- Born: Stephen Wrench
- Occupations: Radio presenter, Reporter
- Known for: Interviewing Banksy; HIV activism

= Nigel Wrench =

British radio presenter and reporter

Stephen Wrench, known professionally as Nigel Wrench, is a British radio presenter and reporter best known for interviewing the artist known as Banksy, and for being the only person to present a live BBC programme while living with an AIDS diagnosis.
==Career==
===South Africa===
Wrench was a radio reporter in the apartheid townships for the Canadian Broadcasting Corporation, National Public Radio, the Australian Broadcasting Corporation and the UK-based Independent Radio News and London Broadcasting Company.

Like many other journalists, he experienced police harassment. In December 1985, he was detained when reporting the illegal return of Winnie Mandela to Soweto.

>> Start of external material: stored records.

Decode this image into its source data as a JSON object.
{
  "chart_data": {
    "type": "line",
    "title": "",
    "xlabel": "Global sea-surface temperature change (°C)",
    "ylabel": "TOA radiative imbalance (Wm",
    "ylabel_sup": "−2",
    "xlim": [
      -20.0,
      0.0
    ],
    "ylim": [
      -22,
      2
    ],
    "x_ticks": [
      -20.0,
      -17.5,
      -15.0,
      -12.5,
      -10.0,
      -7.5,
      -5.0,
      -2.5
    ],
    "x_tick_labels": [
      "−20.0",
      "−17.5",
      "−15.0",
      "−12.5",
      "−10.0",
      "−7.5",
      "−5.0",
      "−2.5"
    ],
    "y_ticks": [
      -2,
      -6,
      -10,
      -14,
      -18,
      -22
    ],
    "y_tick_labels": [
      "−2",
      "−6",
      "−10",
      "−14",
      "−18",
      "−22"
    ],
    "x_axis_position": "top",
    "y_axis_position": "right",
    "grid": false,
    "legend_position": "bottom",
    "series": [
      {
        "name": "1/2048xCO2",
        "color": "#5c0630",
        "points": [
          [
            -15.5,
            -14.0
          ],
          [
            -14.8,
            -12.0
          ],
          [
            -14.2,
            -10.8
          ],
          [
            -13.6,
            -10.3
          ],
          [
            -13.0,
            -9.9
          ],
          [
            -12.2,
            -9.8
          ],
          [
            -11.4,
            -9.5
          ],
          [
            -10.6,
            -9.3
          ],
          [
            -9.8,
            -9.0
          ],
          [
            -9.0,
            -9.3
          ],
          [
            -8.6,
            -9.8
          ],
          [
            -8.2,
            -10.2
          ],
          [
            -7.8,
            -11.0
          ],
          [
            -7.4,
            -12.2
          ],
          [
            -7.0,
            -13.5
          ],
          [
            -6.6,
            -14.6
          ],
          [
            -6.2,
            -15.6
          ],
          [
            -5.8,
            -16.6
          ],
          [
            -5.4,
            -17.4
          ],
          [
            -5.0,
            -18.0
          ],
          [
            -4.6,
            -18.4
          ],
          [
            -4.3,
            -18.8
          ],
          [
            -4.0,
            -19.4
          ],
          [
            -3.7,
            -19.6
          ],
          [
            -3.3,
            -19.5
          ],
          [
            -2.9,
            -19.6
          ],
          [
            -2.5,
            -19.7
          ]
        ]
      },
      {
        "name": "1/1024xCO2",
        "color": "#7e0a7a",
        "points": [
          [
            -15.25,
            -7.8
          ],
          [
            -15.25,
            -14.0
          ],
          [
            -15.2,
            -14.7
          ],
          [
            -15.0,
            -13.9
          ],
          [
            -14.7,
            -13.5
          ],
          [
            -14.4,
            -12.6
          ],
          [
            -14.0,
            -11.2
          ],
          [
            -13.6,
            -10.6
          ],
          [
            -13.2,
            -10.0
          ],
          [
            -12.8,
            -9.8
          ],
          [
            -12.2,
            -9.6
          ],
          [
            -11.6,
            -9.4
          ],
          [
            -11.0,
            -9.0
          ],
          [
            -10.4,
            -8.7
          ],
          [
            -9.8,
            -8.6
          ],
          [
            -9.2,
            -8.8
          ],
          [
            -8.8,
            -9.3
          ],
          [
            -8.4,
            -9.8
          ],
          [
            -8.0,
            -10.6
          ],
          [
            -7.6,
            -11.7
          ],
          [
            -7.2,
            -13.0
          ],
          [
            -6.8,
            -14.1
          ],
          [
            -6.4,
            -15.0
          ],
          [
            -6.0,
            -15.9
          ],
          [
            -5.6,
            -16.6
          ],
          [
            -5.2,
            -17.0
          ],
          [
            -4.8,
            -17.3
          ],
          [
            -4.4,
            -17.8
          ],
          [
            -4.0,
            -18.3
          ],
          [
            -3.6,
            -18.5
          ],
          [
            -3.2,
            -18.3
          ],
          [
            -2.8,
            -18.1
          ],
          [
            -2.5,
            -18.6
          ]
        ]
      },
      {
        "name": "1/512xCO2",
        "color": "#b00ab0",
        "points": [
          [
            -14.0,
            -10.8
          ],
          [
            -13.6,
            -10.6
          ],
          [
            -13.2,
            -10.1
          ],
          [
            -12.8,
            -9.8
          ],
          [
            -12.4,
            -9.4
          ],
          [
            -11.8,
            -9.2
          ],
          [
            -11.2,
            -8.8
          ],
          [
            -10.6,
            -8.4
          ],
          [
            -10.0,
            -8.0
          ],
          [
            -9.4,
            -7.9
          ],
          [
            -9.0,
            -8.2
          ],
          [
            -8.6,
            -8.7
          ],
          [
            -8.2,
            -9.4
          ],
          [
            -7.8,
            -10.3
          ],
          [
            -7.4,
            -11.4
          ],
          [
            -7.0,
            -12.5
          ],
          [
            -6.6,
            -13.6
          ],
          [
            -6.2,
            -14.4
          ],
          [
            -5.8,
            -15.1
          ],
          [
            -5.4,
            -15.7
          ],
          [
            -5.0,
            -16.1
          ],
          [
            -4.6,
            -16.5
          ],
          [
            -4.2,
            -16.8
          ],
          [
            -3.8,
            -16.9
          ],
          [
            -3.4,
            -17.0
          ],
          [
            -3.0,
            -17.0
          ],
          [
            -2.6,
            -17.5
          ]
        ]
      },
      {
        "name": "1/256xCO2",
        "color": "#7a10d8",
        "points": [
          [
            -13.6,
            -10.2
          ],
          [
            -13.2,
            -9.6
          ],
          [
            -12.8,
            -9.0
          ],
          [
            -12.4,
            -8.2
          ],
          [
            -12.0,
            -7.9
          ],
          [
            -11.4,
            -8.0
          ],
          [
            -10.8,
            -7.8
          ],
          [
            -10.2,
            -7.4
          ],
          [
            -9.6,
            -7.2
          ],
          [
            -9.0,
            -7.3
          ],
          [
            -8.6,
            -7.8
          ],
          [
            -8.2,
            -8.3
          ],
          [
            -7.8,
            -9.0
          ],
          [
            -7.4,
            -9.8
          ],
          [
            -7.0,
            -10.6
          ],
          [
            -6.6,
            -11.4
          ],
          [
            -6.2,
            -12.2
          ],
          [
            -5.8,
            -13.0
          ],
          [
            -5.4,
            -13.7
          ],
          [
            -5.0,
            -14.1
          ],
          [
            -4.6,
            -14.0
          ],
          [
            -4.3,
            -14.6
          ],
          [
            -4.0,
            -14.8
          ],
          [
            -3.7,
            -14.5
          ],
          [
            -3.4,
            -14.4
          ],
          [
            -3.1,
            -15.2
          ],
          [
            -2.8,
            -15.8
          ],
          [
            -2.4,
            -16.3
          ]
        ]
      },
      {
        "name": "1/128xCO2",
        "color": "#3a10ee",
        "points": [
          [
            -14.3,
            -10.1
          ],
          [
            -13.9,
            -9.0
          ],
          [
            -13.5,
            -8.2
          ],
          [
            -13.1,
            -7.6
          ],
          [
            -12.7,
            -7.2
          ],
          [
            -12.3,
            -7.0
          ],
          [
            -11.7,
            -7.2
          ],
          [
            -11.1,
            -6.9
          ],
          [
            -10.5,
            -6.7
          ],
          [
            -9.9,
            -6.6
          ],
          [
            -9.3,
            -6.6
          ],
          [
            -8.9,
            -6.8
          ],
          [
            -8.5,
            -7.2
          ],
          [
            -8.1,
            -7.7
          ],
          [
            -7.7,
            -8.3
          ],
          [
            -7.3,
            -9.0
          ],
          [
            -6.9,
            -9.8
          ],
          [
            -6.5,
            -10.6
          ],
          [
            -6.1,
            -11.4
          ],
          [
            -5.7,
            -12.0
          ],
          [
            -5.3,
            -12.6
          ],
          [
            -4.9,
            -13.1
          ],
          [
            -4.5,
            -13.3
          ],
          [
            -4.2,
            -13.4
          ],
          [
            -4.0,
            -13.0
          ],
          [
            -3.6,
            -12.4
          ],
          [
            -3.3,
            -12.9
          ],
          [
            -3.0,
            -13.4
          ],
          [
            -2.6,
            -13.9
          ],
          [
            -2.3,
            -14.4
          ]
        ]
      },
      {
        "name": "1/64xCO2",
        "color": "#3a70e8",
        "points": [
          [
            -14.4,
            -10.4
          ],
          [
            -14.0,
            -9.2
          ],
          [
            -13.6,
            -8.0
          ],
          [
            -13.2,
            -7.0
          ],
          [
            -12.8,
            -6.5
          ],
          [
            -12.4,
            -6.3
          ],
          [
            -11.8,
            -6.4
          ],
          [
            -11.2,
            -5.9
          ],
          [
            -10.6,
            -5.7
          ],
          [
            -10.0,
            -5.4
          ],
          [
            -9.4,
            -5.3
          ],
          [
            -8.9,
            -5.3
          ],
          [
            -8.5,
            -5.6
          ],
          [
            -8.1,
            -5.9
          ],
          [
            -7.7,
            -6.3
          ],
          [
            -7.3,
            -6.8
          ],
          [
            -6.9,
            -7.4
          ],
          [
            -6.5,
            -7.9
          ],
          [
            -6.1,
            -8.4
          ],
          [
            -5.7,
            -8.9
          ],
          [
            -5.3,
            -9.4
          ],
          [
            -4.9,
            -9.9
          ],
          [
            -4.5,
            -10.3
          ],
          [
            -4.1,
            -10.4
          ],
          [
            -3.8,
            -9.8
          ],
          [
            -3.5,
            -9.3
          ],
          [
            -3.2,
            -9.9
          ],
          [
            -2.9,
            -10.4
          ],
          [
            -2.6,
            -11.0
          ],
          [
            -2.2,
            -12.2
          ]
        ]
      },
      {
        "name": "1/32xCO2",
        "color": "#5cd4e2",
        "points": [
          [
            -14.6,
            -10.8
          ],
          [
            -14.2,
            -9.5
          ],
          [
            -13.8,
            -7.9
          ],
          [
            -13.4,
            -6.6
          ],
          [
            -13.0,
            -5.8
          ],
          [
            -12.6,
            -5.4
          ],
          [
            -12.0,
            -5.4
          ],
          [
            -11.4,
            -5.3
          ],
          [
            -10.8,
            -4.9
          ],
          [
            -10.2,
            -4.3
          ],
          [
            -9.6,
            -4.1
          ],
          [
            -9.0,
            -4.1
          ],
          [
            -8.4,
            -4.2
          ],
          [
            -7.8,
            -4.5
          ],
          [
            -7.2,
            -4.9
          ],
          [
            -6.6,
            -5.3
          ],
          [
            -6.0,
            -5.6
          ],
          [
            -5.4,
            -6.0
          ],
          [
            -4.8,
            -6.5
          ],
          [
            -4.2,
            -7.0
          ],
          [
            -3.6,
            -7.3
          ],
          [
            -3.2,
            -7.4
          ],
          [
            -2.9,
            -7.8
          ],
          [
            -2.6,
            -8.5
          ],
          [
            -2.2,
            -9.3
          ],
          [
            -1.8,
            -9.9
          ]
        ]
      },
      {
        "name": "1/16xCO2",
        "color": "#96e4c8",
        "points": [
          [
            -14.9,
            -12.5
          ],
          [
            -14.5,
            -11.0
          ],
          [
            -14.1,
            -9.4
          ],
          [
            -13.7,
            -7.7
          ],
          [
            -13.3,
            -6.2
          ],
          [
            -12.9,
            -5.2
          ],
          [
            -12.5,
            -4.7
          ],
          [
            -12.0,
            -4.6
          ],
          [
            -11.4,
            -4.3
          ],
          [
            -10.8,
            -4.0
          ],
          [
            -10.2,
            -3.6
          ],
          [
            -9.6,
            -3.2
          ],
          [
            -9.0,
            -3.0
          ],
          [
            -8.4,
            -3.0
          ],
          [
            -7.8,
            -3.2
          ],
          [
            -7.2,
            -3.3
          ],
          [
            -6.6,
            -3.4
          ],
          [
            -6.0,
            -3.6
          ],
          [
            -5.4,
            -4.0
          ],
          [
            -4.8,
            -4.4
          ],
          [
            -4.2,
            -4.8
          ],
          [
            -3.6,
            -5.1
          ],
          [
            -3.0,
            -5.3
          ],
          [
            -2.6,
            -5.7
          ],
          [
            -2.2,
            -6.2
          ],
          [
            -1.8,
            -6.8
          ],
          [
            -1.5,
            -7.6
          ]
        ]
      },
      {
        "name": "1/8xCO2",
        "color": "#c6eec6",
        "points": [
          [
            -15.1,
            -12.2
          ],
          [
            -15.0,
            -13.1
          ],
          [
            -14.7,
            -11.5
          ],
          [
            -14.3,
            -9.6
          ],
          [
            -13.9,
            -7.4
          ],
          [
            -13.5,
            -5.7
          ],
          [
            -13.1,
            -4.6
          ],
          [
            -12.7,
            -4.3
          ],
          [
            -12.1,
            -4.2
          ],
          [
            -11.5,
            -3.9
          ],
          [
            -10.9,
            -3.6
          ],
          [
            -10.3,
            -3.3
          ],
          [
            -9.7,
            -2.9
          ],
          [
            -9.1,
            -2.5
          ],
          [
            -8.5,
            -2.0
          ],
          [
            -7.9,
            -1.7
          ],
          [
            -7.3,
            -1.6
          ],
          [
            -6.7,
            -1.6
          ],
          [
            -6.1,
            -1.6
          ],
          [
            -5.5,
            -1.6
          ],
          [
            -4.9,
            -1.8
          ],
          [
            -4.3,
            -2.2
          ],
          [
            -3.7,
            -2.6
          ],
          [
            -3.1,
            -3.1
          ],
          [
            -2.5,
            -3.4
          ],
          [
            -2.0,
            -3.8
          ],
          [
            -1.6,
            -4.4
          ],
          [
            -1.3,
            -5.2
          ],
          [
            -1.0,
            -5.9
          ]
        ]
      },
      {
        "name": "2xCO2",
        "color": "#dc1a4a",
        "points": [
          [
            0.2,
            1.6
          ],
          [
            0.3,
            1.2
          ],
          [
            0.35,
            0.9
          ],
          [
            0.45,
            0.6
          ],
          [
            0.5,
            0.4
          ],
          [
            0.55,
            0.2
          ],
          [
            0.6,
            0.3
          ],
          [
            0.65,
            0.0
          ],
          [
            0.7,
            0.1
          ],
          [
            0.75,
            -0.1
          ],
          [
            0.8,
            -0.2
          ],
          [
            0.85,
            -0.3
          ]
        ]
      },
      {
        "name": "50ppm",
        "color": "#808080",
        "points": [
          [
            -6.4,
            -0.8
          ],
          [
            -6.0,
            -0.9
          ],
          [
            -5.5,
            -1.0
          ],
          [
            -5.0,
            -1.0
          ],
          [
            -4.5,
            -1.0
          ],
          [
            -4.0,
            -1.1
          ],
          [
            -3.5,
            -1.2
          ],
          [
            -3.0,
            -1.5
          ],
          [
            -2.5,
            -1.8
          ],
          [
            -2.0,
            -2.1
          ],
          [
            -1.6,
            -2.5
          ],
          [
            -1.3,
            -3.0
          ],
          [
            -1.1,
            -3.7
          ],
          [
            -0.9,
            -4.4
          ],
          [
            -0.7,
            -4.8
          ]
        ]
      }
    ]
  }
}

Reporting on demonstrations in Windhoek, Namibia, in September 1988, he was beaten up by police.

===BBC===
In 1989 Wrench joined the BBC as a London-based reporter for the Today programme. In 1990, he was at the prison gates when Nelson Mandela walked free. Wrench reported from a wide variety of other locations for BBC Radio including Jerusalem, St Petersburg, Bucharest, Kyiv and Bosnia.

Wrench was a founding co-host of Out This Week, an LGBT+ news programme on BBC Radio 5 Live for which he won a Sony Radio Award. He later won a New York Radio Award for his 1998 Radio 4 documentary Aids and Me, while also regularly co-presenting the Radio 4 programme PM.

===Banksy interview===
Wrench is best known, however, for interviewing the artist known as Banksy on "PM" at the opening of "Turf War", the first Banksy exhibition in London in 2003.

In November 2023, Wrench's full interview with Banksy was released by the BBC in which Banksy reveals his first name as "Robbie", in a podcast which attracted worldwide attention.

===Archival work===
In February 2015 Wrench released ZA86, a limited-edition cassette, through specialist label The Tapeworm. A sleeve note describes it as: "apartheid South Africa, 1986, through the headphones of a young radio reporter". A review in The Quietus said: "Few journalists have quite so intimately captured the essence of their era's great moral panics as Nigel Wrench".

Wrench's second cassette for Tapeworm, ZA87, a piece of audio verité documenting a political funeral in Soweto in 1987, was released in March 2021.

Switch Off That Machine, released in May 2025, is a third collection of archive recordings intended, a sleeve note says, as “a warning for the present and the future, from the past of apartheid South Africa", digitally free on Bandcamp and as a limited edition compact disc. Bandcamp rated "Switch Off That Machine" as one of 'The Best Field Recordings of May 2025'.

==HIV activism==
Wrench came out as HIV-positive in 1994, in a speech while accepting his Sony Radio Award. He wrote extensively about living with HIV and AIDS, including a regular column for the Pink Paper and made a television documentary called From Russia With Love for BBC3 in 2003. He remains the only broadcaster with a declared AIDS diagnosis to broadcast a live BBC Radio programme, after he returned from a brush with death from PCP, an AIDS-related pneumonia, to present “PM” in 1996.